L'allarme è scattato nel cuore della notte di domenica, quando tre giovani, tutti amici del ferito, hanno telefonato al 118 per segnalare la presenza del giovane privo di sensi sul bordo della Pontina, in prossimità del chilometro 83, ai confini tra Latina e Sabaudia. All'arrivo di un'ambulanza il ragazzo presentava vistose ferite alla testa e al volto, oltre che al braccio sinistro. Condizioni che, associate alla perdita dei sensi, non lasciavano presagire nulla di buono.
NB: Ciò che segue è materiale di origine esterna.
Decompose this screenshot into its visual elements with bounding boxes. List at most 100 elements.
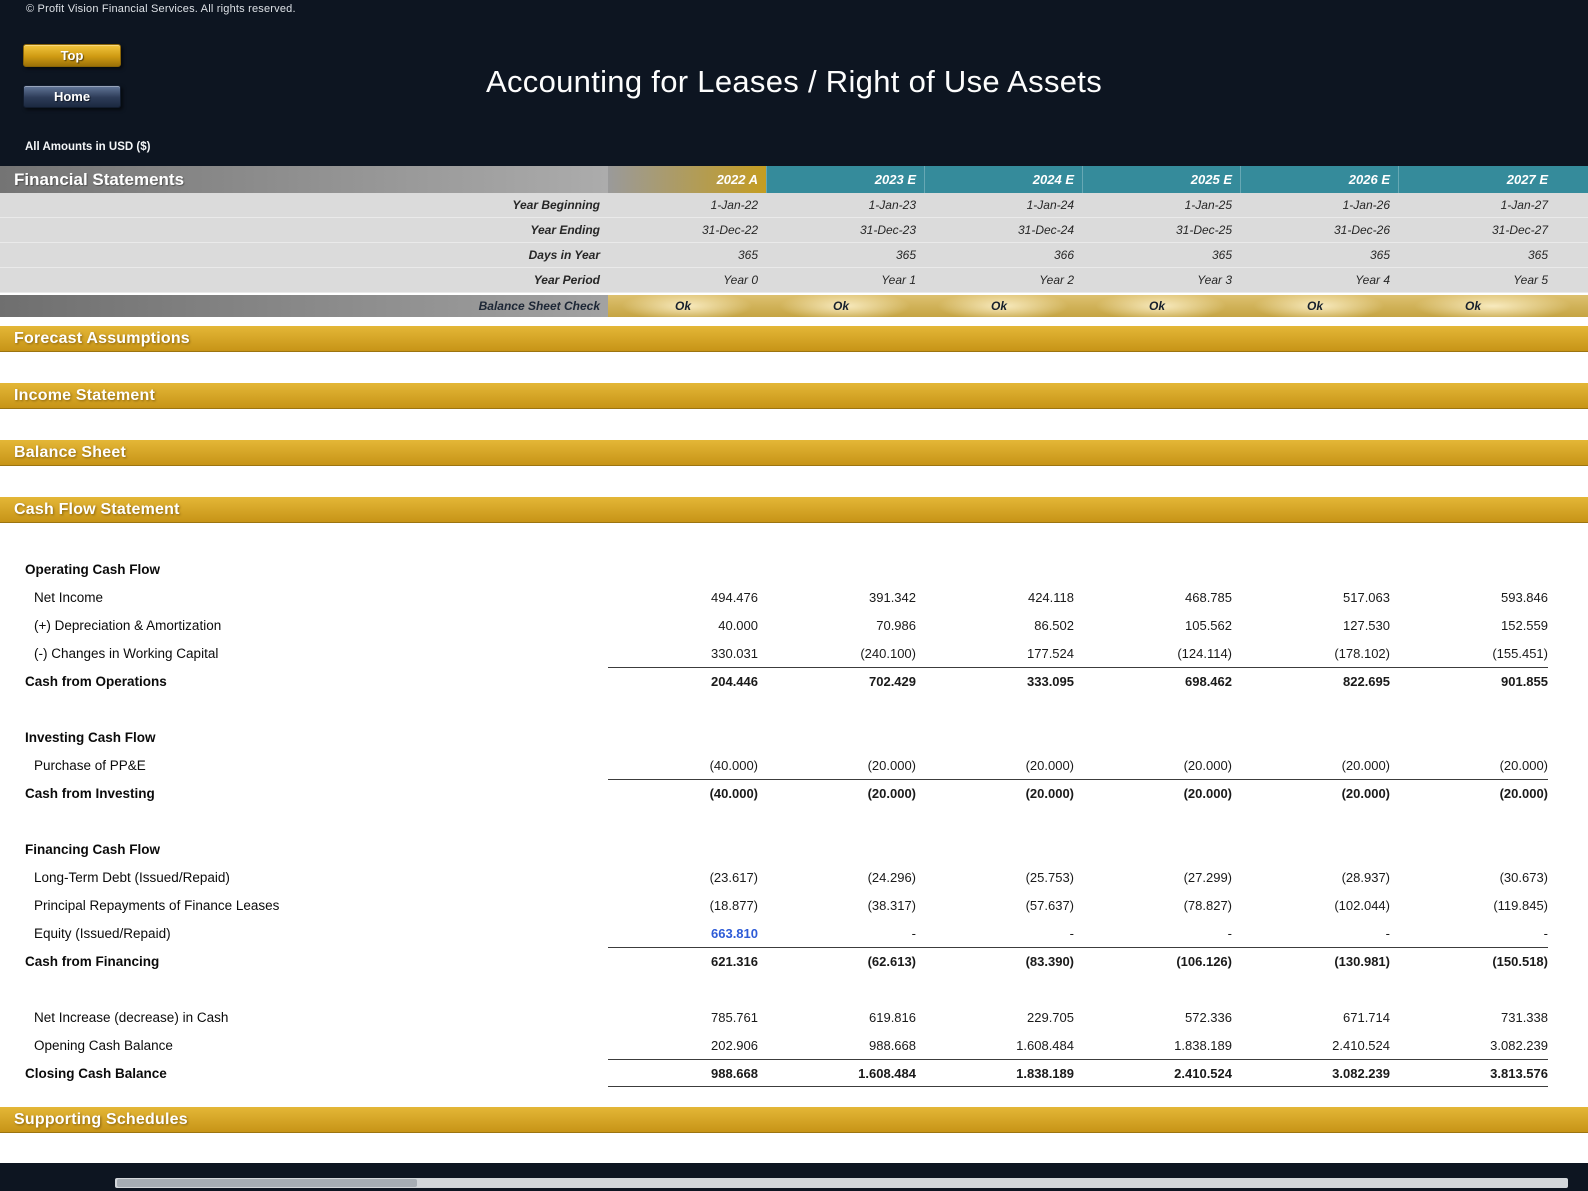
cell-value: 330.031 (711, 645, 758, 661)
cell-value: 3.082.239 (1490, 1037, 1548, 1053)
cell-value: (28.937) (1341, 869, 1390, 885)
cell-value: 105.562 (1185, 617, 1232, 633)
cell-value: 901.855 (1501, 673, 1548, 689)
section-cash-flow-statement: Cash Flow Statement (0, 497, 1588, 523)
section-forecast-assumptions: Forecast Assumptions (0, 326, 1588, 352)
cell-value: 3.813.576 (1490, 1065, 1548, 1081)
cell-value: (18.877) (709, 897, 758, 913)
section-label: Cash Flow Statement (14, 500, 180, 518)
cell-value: 619.816 (869, 1009, 916, 1025)
cell-value: 1.838.189 (1174, 1037, 1232, 1053)
cell-value: - (1543, 925, 1548, 941)
info-row-year-period: Year Period Year 0 Year 1 Year 2 Year 3 Year … (0, 268, 1588, 293)
cashflow-row-cash-from-operations: Cash from Operations 204.446 702.429 333.09… (0, 667, 1588, 695)
cashflow-row-principal-repayments-of-finance-leases: Principal Repayments of Finance Leases (1… (0, 891, 1588, 919)
cashflow-row-equity-issued-repaid: Equity (Issued/Repaid) 663.810 - - - - - (0, 919, 1588, 947)
home-button-label: Home (53, 89, 91, 104)
cell-value: 365 (895, 248, 916, 262)
row-label: Principal Repayments of Finance Leases (34, 897, 280, 913)
row-label: Long-Term Debt (Issued/Repaid) (34, 869, 230, 885)
copyright-text: © Profit Vision Financial Services. All … (26, 3, 296, 15)
financial-statements-title: Financial Statements (0, 166, 608, 193)
cell-value: 3.082.239 (1332, 1065, 1390, 1081)
section-balance-sheet: Balance Sheet (0, 440, 1588, 466)
section-label: Income Statement (14, 386, 156, 404)
top-button[interactable]: Top (23, 44, 121, 67)
cashflow-row-closing-cash-balance: Closing Cash Balance 988.668 1.608.484 1.83… (0, 1059, 1588, 1087)
cashflow-row-changes-in-working-capital: (-) Changes in Working Capital 330.031 (24… (0, 639, 1588, 667)
cell-value: 202.906 (711, 1037, 758, 1053)
cell-value: 127.530 (1343, 617, 1390, 633)
cell-value: 86.502 (1034, 617, 1074, 633)
cashflow-row-financing-cash-flow: Financing Cash Flow (0, 835, 1588, 863)
cell-value: 229.705 (1027, 1009, 1074, 1025)
balance-check-value: Ok (1240, 295, 1398, 317)
cell-value: (27.299) (1183, 869, 1232, 885)
cell-value: (240.100) (860, 645, 916, 661)
row-label: Operating Cash Flow (25, 561, 161, 577)
cell-value: - (1227, 925, 1232, 941)
cell-value: (20.000) (1183, 757, 1232, 773)
row-label: Year Beginning (512, 198, 600, 212)
cell-value: (20.000) (1183, 785, 1232, 801)
row-label: (+) Depreciation & Amortization (34, 617, 222, 633)
cell-value: 1.838.189 (1016, 1065, 1074, 1081)
cell-value[interactable]: 663.810 (711, 925, 758, 941)
cell-value: Year 3 (1197, 273, 1232, 287)
info-row-year-ending: Year Ending 31-Dec-22 31-Dec-23 31-Dec-24 31… (0, 218, 1588, 243)
top-button-label: Top (60, 48, 84, 63)
cell-value: (106.126) (1176, 953, 1232, 969)
column-header-2022-a: 2022 A (608, 166, 766, 193)
cell-value: 1-Jan-26 (1342, 198, 1390, 212)
cell-value: (62.613) (867, 953, 916, 969)
section-label: Supporting Schedules (14, 1110, 188, 1128)
row-label: Year Period (533, 273, 600, 287)
horizontal-scrollbar[interactable] (115, 1178, 1568, 1188)
cell-value: 1.608.484 (858, 1065, 916, 1081)
cell-value: (20.000) (867, 785, 916, 801)
cell-value: - (1385, 925, 1390, 941)
column-header-2026-e: 2026 E (1240, 166, 1398, 193)
row-label: Days in Year (528, 248, 600, 262)
cell-value: 572.336 (1185, 1009, 1232, 1025)
cell-value: 785.761 (711, 1009, 758, 1025)
balance-check-value: Ok (766, 295, 924, 317)
cell-value: (38.317) (867, 897, 916, 913)
cashflow-row-operating-cash-flow: Operating Cash Flow (0, 555, 1588, 583)
cell-value: 70.986 (876, 617, 916, 633)
amounts-note: All Amounts in USD ($) (25, 141, 151, 153)
horizontal-scrollbar-thumb[interactable] (117, 1179, 417, 1187)
cell-value: 391.342 (869, 589, 916, 605)
cell-value: 1-Jan-23 (868, 198, 916, 212)
section-label: Forecast Assumptions (14, 329, 190, 347)
cell-value: 2.410.524 (1174, 1065, 1232, 1081)
cell-value: 698.462 (1185, 673, 1232, 689)
cell-value: 333.095 (1027, 673, 1074, 689)
cell-value: (40.000) (709, 757, 758, 773)
home-button[interactable]: Home (23, 85, 121, 108)
cell-value: 1-Jan-27 (1500, 198, 1548, 212)
cell-value: 1-Jan-24 (1026, 198, 1074, 212)
cell-value: 204.446 (711, 673, 758, 689)
cell-value: (23.617) (709, 869, 758, 885)
cell-value: (102.044) (1334, 897, 1390, 913)
cell-value: (130.981) (1334, 953, 1390, 969)
row-label: Net Income (34, 589, 104, 605)
cashflow-spacer-row (0, 695, 1588, 723)
cell-value: 621.316 (711, 953, 758, 969)
cell-value: (20.000) (1341, 757, 1390, 773)
cell-value: 1.608.484 (1016, 1037, 1074, 1053)
cell-value: 366 (1053, 248, 1074, 262)
row-label: (-) Changes in Working Capital (34, 645, 219, 661)
cell-value: (20.000) (1025, 757, 1074, 773)
cell-value: 1-Jan-25 (1184, 198, 1232, 212)
cell-value: 702.429 (869, 673, 916, 689)
cell-value: 31-Dec-23 (859, 223, 916, 237)
row-label: Investing Cash Flow (25, 729, 156, 745)
cell-value: 517.063 (1343, 589, 1390, 605)
cell-value: 31-Dec-22 (701, 223, 758, 237)
app-header: © Profit Vision Financial Services. All … (0, 0, 1588, 166)
bottom-bar (0, 1163, 1588, 1191)
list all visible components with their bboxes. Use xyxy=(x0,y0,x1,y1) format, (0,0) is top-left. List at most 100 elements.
Trasportato d'urgenza presso il pronto soccorso dell'ospedale Santa Maria Goretti, D'Arienzo è finito direttamente nella stanza riservata ai codici rossi per essee sottoposto agli accertamenti del caso che hanno configurato un quadro clinico delicato. Tant'è vero che, dopo le prime cure del caso, il paziente è stato trasferito nel reparto di Rianimazione per il ricovero in terapia intensiva: è in coma e la prognosi resta riservata.